I know of a few who do not look for love. Some are able to sublimate the need for a partner with whom to laugh and create and satisfy needs with activity of some sort. I am one who needs both, needing a sexual partner and someone with whom I can create joy and life. I happen to love the grace and wonder of a beautiful woman. I recently fell obsessively into the abyss over an exotic Italian woman who couldn't make up her mind. She had me, lock stock and barrel. Her reach and withdraw was maddening. Maybe something like that happened to Hemingway. He was married a number of times, and loved the ladies, and when you play that game you expose yourself to the vicissitudes and wild random variables of the game, and can become a babbling idiot over a woman. I know it can drive one over the edge, but I fortunately had my tools of Scientology to save me. Poor bastard didn't have anything but psychiatry, the very essence of evil, which crushed him in its tentacles and destroyed the essence of his life.

There's a legend that Ernest Hemingway was once challenged to create a six-word story, and he said, "For sale: baby shoes, never worn." Inspired by this, an online magazine invited readers to submit their own six-word memoirs, a collection of which was published by Harper Collins in 2008 as Not Quite What I Was Planning: Six-Word Memoirs by Writers Famous and Obscure. Six-word memoirs include: "All I ever wanted was more" and "Moments of transcendence, intervals of yearning" and "They called. I answered. Wrong number." (The above paragraph was stolen from today's The Writer's Almanac,by Garrison Keillor.

Seems both presidential candidates in the 2008 election said that his "For Whom The Bells Toll," was their favorite book. A wounded man in the Spanish Civil war heroically holds off the enemy while his comrades escape. I can see McCain holding this book to his breast, but the idea of Hussein Barak Obama having any courage or bravery as a mantra is a mockery.

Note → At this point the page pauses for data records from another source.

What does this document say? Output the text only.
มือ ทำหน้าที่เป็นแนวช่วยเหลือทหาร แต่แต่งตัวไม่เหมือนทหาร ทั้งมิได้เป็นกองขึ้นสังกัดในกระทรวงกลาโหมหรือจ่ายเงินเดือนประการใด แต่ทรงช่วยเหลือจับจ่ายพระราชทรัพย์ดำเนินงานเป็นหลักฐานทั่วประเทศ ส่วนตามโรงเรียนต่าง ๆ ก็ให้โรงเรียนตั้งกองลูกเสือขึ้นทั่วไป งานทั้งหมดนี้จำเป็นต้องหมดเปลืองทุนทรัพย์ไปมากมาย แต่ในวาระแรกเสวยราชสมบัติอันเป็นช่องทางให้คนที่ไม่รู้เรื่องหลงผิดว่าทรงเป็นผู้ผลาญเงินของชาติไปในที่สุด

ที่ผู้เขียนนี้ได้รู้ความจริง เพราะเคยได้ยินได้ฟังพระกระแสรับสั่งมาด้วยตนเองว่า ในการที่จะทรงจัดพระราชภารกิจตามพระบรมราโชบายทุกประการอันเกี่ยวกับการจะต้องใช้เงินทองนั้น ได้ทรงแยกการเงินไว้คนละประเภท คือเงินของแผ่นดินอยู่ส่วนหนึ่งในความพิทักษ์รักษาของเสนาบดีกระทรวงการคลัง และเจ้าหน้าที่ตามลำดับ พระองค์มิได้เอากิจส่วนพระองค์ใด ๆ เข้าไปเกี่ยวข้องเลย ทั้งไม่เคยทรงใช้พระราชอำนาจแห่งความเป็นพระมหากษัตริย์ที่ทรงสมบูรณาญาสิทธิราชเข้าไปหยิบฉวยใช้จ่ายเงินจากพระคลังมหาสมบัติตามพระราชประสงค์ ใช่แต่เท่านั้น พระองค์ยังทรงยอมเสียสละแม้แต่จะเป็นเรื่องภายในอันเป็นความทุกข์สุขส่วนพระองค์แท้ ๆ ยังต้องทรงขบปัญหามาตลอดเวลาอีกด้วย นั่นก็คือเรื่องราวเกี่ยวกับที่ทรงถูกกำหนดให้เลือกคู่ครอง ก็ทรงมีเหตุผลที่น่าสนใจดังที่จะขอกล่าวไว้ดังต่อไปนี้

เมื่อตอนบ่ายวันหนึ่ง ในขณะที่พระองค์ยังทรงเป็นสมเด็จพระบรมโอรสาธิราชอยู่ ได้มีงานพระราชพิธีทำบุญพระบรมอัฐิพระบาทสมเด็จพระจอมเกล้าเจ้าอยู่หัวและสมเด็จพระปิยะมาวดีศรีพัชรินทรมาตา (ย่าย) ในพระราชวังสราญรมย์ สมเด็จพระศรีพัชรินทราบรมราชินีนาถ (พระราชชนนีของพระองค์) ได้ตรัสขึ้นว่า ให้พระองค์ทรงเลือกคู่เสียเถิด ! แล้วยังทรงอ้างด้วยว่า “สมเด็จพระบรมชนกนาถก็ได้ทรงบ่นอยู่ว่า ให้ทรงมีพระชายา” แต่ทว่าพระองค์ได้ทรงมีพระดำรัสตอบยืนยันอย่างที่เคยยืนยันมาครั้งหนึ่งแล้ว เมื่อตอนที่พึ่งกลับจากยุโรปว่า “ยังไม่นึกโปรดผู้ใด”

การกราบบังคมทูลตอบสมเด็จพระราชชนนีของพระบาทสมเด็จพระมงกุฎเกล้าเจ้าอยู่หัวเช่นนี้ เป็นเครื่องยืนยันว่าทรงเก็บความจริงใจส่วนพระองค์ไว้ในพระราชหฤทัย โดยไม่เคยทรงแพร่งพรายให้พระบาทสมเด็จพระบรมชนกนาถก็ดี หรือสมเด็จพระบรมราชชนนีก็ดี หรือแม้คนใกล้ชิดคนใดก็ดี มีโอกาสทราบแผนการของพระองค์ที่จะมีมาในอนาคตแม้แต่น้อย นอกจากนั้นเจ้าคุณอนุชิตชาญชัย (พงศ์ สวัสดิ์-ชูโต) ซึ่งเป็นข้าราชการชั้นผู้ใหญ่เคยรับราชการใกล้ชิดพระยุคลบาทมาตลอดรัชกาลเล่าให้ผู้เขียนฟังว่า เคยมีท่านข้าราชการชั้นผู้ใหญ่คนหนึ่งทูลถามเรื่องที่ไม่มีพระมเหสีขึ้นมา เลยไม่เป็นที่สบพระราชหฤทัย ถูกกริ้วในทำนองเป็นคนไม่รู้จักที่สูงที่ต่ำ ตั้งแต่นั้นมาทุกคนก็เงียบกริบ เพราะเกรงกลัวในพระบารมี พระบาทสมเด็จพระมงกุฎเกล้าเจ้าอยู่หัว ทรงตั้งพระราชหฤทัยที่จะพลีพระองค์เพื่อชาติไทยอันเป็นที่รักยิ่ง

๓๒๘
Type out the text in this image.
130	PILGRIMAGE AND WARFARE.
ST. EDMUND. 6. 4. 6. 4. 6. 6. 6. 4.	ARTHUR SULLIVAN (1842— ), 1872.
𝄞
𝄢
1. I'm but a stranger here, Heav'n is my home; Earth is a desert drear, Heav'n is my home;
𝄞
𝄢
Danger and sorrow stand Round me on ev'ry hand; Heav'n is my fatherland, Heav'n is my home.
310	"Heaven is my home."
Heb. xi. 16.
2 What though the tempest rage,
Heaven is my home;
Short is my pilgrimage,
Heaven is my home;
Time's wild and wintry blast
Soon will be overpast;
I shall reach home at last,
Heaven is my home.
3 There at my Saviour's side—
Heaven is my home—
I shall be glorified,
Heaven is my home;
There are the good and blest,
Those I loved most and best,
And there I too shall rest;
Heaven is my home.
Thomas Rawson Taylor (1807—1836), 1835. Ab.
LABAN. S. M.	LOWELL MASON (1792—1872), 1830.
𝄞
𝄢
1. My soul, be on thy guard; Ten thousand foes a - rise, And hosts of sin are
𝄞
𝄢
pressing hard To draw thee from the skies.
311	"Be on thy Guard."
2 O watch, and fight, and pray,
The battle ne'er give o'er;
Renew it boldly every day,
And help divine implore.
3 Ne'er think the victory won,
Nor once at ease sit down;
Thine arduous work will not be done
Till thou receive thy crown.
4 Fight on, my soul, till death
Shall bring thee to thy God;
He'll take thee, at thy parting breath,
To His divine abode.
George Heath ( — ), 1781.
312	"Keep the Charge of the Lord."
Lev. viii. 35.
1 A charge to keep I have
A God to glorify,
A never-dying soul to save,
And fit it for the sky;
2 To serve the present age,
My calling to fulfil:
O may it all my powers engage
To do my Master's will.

I read somewhere that someone asked Hemingway about rewriting a story, saying, "I hear that you had to revise it fifteen times, why did it take so many times?" Hemingway replied, "to get the words right." Writing is rewriting. Write the story fast, et it out of you, put it on the paper, don't give a damn about grammar or anything, just get it out. Then go back and fix it. He was a master of minimalism. I wonder, with the writer and reader climate of today, if he would be recognized as the great icon he became or have been swallowed up in the stampede of writers trying to get attention---and if the women editors and publishers would have approved of his extreme maleness. I wonder. Seems the male icon is vanishing. At a writers conference, a woman editor/agent brayed to the audience, "The Day of the Male is dead, thank God." Appears she was close to right. Look what we got for a President.